Polit-Zeugnis: ÖVP bleibt überlegen vorn

Gernot Blümel und Sebastian Kurz
Gernot Blümel und Sebastian Kurzpicturedesk.com
"Unique Research" stellte für "Heute" 800 Österreichern die Sonntagsfrage. Der ÖVP wird viel verziehen, die Opposition kann die Skandale nicht nutzen.

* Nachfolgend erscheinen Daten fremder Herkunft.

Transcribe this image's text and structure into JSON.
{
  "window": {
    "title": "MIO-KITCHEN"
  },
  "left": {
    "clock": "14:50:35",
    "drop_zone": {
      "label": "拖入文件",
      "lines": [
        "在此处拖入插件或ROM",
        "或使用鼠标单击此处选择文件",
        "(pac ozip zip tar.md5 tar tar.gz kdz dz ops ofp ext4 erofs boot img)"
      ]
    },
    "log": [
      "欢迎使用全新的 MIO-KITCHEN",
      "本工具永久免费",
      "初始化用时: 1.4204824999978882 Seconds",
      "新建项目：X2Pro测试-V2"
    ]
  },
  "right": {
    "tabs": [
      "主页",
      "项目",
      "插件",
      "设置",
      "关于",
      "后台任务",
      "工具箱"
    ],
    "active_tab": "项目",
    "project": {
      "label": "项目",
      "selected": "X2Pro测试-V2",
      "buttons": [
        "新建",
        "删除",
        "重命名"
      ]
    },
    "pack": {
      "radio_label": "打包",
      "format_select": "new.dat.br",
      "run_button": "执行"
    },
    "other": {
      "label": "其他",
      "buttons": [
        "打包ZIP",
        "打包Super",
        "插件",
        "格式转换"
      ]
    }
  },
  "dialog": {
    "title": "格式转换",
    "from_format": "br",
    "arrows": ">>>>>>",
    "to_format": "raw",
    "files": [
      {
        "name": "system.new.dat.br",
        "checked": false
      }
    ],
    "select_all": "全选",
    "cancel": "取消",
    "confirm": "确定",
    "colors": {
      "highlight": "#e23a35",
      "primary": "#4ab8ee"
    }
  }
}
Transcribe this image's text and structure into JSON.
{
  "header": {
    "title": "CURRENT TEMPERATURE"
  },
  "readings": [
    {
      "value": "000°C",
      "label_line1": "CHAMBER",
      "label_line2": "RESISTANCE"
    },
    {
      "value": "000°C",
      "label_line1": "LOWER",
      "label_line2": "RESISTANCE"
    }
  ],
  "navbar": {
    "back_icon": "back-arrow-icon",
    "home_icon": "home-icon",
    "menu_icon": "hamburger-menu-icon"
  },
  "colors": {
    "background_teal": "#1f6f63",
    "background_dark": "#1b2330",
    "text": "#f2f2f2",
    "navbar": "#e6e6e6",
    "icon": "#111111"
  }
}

13 Prozentpunkte Vorsprung auf Platz zwei: Trotz Turbulenzen um den U-Ausschuss kann die ÖVP der Sommerpause entspannt entgegensehen. Das Zeugnis der Wähler fällt milde aus, zeigt die "Heute"-Umfrage von "Unique Research" . Details:

ÖVP weiterhin unangefochten

Im März kam Türkis auf 36 Prozent, drei Monate und einige politische Patzer später sind es immer noch 35 Prozent und damit fast das Wahlergebnis von 2019. Zugute kommen der ÖVP wohl die Ansagen beim Thema Abschiebungen nach Afghanistan nach dem Mädchenmord, so Meinungsforscher Peter Hajek.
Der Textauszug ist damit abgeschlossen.